A couple of things, here. First, McEnroe isn’t wrong to assert that, No, Actually, Serena Williams Is Not The Absolute Best Player On A Planet Earth Where Human Males Also Play High-Level Competitive Tennis. Nor is he necessarily being sexist. Males tend to be larger and stronger than females—thanks, hormones!—and that can confer a competitive advantage in many sports, particularly head-to-head ones.
Indeed, Williams—who has long practiced with male hitting partners, the same way many women’s college basketball teams scrimmage against men—pretty much agrees with McEnroe’s assessment. As noted by the Washington Post, she told David Letterman four years ago that “men’s tennis and women’s tennis are completely, almost, two separate sports. If I were to play Andy Murray, I would lose 6-0, 6-0 in five to six minutes, maybe 10 minutes.
“No, it’s true. It’s a completely different sport. The men are a lot faster and they serve harder, they hit harder, it’s just a different game. I love to play women’s tennis. I only want to play girls, because I don’t want to be embarrassed.”
This is where McEnroe is being a bit blinkered, and in a way that’s all too common in sports discourse across both time and gender. It’s not enough to acknowledge and appreciate an athlete’s accomplishments and greatness relative to their competition, even though that’s the whole point of playing the games. Nope. For reasons that probably have to do with the deep-seated fan desire for ¿quien es mas macho? dick-measuring certainty—and let’s be honest, it’s basically men who are play-acting arias on cable television and calling into sports talk radio about this—we have to decide and declare who the best is, period.

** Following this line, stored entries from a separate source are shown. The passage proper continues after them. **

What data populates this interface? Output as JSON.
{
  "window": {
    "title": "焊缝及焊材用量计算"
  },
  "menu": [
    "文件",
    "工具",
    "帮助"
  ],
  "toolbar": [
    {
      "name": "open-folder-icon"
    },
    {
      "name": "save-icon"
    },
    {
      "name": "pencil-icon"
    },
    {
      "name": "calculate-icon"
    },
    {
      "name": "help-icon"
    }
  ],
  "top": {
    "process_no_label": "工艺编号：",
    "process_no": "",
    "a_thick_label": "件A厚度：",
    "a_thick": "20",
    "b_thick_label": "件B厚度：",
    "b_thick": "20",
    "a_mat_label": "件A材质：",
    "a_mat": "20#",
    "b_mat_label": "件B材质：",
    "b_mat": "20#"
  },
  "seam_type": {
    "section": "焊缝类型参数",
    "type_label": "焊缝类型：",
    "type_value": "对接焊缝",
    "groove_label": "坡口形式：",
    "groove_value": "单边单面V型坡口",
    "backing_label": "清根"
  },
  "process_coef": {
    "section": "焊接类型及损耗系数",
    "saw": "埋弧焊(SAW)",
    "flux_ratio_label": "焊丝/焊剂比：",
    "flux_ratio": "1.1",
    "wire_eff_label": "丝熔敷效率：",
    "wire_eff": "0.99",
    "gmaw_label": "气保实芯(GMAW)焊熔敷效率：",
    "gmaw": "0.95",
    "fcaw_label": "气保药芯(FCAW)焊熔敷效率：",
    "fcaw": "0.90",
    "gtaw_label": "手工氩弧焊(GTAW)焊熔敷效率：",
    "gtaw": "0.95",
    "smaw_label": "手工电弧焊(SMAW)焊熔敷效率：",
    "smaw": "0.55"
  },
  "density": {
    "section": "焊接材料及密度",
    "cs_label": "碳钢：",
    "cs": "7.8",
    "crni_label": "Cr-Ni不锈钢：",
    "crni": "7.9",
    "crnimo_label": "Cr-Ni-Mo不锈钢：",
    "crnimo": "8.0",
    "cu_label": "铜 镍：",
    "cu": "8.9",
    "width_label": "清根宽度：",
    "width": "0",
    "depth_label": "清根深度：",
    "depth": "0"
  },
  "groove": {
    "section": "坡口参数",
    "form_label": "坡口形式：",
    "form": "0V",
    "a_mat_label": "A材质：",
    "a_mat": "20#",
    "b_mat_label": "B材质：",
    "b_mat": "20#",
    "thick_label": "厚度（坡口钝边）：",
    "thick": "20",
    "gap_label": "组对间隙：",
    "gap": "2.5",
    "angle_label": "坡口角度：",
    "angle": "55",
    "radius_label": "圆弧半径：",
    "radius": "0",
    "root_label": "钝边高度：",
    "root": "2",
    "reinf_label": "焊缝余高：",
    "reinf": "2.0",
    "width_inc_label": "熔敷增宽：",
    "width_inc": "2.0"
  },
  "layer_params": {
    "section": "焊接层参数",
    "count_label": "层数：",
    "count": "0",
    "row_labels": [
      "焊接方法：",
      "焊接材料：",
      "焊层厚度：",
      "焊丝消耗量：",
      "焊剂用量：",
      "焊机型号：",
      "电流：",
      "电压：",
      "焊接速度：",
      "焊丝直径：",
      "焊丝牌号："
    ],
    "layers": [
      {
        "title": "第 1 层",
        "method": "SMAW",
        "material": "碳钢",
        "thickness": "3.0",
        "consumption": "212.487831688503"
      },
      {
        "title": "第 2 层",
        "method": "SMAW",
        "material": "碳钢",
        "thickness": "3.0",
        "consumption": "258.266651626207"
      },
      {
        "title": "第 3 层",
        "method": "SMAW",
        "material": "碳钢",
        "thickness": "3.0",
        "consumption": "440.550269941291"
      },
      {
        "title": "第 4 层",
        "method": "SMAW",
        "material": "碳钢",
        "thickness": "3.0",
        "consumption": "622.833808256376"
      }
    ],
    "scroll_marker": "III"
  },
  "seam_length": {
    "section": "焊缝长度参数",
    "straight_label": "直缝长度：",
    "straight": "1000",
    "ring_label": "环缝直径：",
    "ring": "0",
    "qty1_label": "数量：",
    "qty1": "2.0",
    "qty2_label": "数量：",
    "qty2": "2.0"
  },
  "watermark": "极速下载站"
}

And that’s a limited way of thinking about things. Sort of boring, too. Send LeBron James back in time, like the Terminator, and he’d likely lay waste to the 1950s-60s NBA; does that mean Bill Russell sucked or should be bumped down a few notches on the Great Imaginary Ziggurat of Hoops Awesomeness? Do we really need a Ziggurat in the first place? Serena Williams can’t compete with Andy Murray. No fucking shit. Have you watched her play against other women? She’s awesome. Arguably more dominant against them than any male player has been against his peers. Which is where the more fair—and more fun—argument lies, anyway.

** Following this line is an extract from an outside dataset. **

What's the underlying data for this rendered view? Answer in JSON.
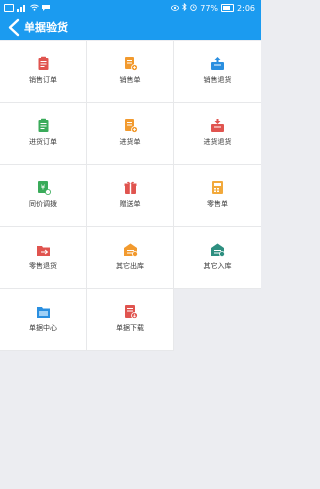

Look, it pains me a little to give credit to boxing, a sport that transforms brain damage into extra zeros in Don King’s bank account, but this is one area the fight game gets exactly right. Boxing fans don’t ask if Sugar Ray Leonard could knock out Mike Tyson; they compare fighters to their legitimate comparables, apples to apples, and are smart enough to embrace the concept of pound-for-pound greatness. No absolutes or periods necessary.
The rest of us should do the same. The alternative? It’s Jesse Owens racing horses. A self-proclaimed ninja getting pummeled in the second UFC. Floyd Mayweather and Conor McGregor teaming up to separate a whole bunch of suckers and their money. It’s McEnroe presumably trying to give a compliment, yet managing to be both condescending, petty, and frankly, pretty tired.
Oh, and back when Donald Trump was mostly notable as a business impresario who managed to lose money owning a casino, it was also enough to prompt the future president to offer McEnroe and the Williams sisters $1 million for a winner-take-all match. Which ought to tell you everything you need to know about this debate.
Update: Serena has responded with a sizzling forehand winner down the line.